There are two routes to developing a crop with desired traits: selective breeding to cross two parents with desired traits to get a progeny with superior traits, and genetic modification. Using gene editing, in 2020 a team led by Siddharth Tiwari at NABI developed a gene-edited banana variety that is rich in β-carotene, a type of provitamin A (bit.ly/biofortified-banana). This nutritious banana variety may soon undergo field trials in India. Pandey intends to use this technology to develop iron-rich, low-phytate wheat varieties that can be released in India. For this, he plans to reduce the production of phytic acid by reducing the expression of IPK1 gene in plants and simultaneously increase iron content in the same plant by overexpressing the genes that can help absorb more iron from the soil.

The availability of whole genome information of several crop plants and low-cost nucleotide sequencing have helped both breeders and plant biotechnologists to develop biofortified crops. The whole genome information allows plant biotechnologists to transfer the knowledge of nutrient-related genes and pathways obtained from one plant to another, and it gives opportunities to plant breeders to select better parents and develop better markers for selecting the progenies with desired traits.

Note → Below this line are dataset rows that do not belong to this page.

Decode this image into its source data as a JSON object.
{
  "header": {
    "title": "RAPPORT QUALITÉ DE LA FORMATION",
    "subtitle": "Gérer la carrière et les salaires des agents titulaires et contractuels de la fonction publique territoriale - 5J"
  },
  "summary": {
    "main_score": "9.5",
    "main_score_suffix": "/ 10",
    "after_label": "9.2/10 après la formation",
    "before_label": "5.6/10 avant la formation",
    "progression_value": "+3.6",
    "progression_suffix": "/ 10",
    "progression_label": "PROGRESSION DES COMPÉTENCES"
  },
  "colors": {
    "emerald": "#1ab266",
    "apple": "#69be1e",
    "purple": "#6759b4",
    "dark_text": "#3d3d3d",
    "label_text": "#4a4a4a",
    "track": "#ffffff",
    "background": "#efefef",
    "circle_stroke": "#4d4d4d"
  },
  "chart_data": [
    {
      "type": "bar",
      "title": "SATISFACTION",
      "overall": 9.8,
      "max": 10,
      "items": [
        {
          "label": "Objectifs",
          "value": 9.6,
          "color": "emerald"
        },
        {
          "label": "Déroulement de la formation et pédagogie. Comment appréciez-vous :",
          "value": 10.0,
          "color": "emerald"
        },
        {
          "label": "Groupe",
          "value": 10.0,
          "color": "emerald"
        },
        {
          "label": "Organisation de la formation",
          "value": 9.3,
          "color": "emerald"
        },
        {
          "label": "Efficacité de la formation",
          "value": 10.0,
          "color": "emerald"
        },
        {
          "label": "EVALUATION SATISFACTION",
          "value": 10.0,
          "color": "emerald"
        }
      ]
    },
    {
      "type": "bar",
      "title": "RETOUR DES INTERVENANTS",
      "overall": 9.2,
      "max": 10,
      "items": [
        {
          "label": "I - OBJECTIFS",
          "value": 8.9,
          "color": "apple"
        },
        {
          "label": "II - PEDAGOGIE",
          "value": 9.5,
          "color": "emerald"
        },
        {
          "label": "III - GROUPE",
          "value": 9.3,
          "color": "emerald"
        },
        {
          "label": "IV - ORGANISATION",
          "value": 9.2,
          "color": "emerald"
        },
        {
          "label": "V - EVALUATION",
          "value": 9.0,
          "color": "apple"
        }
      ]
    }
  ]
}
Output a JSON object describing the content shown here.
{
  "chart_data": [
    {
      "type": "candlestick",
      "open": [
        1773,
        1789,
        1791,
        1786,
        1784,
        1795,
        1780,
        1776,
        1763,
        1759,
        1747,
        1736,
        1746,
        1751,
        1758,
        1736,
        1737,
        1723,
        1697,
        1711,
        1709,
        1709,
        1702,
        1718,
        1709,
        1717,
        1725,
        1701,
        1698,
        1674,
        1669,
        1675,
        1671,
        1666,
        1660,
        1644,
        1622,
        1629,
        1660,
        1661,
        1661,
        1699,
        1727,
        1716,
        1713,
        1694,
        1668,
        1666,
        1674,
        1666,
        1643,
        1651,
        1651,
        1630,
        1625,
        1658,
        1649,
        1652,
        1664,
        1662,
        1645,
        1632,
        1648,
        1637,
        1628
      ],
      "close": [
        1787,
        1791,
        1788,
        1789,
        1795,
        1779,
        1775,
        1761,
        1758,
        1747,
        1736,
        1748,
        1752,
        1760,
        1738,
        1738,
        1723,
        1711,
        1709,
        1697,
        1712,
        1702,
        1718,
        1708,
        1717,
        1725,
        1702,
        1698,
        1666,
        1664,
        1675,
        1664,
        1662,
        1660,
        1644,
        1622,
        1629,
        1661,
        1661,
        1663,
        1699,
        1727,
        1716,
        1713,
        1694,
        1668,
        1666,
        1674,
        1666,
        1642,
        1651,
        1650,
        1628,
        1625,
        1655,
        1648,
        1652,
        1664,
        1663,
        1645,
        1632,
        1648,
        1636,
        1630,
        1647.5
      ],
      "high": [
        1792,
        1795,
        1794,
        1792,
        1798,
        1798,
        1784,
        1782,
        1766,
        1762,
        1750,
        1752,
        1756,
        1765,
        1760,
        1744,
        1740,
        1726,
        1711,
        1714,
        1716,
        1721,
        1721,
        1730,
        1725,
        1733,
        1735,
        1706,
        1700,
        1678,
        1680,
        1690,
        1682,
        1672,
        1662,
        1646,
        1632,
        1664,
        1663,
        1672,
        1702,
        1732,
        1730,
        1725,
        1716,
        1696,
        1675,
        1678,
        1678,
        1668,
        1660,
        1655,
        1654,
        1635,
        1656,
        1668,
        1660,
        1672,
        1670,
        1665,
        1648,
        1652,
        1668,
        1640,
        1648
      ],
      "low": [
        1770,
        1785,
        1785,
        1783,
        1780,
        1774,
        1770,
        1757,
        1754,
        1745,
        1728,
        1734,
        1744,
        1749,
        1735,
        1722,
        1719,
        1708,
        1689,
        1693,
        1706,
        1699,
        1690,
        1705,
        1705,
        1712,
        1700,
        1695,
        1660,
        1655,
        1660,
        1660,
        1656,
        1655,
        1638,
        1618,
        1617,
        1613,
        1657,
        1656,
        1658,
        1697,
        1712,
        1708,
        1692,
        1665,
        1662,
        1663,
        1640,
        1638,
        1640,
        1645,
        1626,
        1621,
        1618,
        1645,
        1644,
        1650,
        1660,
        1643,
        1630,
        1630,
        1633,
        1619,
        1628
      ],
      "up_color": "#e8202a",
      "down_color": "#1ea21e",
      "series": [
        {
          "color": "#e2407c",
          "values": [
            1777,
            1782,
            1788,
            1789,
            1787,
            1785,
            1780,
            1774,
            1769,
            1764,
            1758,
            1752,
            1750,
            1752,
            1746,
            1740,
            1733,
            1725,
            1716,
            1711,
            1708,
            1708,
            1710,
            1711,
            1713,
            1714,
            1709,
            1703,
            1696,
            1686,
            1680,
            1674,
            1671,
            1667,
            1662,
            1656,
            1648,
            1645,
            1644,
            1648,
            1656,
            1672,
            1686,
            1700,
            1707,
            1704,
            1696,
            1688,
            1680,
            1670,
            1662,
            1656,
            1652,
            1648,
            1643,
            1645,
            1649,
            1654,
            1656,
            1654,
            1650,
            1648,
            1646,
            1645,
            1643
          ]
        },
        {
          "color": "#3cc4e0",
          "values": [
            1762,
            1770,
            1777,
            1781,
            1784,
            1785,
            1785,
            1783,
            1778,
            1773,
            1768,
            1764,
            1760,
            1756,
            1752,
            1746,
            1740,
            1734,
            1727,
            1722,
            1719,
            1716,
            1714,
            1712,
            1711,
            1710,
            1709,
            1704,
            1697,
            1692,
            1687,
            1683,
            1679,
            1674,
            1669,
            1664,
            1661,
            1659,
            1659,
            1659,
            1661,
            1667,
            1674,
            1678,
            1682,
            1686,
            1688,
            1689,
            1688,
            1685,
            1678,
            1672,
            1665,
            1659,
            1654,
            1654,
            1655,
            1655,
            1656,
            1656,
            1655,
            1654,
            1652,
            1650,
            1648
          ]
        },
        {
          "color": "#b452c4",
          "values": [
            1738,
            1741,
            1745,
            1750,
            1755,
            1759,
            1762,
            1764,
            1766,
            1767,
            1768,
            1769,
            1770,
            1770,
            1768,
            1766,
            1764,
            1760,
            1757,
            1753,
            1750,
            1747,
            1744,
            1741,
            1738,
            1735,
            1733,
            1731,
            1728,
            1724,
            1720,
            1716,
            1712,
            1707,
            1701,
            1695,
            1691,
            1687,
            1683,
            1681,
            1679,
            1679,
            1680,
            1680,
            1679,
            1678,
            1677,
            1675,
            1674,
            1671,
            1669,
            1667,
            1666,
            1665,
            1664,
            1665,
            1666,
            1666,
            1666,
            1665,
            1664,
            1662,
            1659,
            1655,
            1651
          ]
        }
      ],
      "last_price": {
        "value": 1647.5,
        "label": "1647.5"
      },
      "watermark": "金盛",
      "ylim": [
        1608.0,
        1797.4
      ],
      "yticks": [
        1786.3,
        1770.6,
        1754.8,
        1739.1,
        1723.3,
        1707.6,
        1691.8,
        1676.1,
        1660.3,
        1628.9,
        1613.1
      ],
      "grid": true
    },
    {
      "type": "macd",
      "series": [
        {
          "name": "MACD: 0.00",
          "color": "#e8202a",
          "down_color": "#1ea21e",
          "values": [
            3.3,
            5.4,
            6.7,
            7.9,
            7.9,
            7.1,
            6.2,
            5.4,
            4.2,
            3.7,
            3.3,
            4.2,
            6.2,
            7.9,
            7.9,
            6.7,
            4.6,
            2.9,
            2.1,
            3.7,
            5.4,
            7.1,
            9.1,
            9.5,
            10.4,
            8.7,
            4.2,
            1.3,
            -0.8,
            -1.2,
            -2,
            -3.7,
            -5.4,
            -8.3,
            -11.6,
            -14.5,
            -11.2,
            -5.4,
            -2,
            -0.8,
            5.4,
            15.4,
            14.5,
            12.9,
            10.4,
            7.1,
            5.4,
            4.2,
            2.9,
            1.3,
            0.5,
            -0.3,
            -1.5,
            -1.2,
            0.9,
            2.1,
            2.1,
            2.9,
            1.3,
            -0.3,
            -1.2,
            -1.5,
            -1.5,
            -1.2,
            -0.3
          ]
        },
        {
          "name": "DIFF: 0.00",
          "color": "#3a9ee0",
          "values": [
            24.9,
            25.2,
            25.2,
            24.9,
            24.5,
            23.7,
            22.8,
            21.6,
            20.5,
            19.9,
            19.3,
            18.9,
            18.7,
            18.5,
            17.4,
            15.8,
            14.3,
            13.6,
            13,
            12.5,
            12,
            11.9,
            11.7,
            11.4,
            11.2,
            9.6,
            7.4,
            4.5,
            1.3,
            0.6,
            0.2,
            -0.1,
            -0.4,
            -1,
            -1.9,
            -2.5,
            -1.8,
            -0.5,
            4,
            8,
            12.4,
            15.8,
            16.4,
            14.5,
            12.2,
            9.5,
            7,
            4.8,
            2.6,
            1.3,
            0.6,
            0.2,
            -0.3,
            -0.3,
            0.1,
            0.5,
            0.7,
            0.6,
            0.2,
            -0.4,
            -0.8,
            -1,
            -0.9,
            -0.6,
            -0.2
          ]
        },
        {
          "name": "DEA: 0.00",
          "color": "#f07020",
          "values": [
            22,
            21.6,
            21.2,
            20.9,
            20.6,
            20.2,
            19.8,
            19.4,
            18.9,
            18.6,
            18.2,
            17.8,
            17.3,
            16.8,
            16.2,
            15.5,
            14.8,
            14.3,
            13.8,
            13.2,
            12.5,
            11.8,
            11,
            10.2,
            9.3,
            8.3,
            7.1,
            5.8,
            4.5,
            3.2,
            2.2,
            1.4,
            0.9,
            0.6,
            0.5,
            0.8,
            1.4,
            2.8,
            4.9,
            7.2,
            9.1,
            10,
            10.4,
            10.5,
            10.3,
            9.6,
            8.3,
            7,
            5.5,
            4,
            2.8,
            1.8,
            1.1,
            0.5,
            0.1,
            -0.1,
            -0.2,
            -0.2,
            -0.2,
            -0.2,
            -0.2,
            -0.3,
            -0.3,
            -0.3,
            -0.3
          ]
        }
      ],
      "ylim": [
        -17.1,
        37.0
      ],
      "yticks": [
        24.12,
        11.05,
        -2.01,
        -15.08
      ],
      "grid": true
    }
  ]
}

"Once you have a reference plant genome... you are at a great advantage," says Firoz Hossain, Principal Scientist at ICAR-Indian Agricultural Research Institute, New Delhi. "You know the location of the gene, you know what is the exact length of the gene, what are the genes available at either side of the gene. This kind of information is really helpful."

Hossain's team developed and released a series of maize varieties that are rich in provitamin A and essential amino acids lysine and tryptophan in 2020. One such variety, 'Pusa HQPM-1 Improved', has 7.0 ppm of provitamin A as compared to 1-2 ppm in traditional hybrids. It also has high lysine (4.59%) and tryptophan (0.85%) in endosperm protein compared to traditional maize, which has 1.50-2.50% lysine and 0.30-0.40% tryptophan.

Nutrition, however, alone can't make a crop variety successful. "No farmer will ever grow any biofortified maize if it is not high-yielding," explains Hossain. Therefore, the nutritional varieties are only released if their yield is at par with existing non-nutritious varieties.

As the climate crisis worsens, developing nutritious, high-yielding crops that are also resistant to environmental stresses is key to ensuring food security.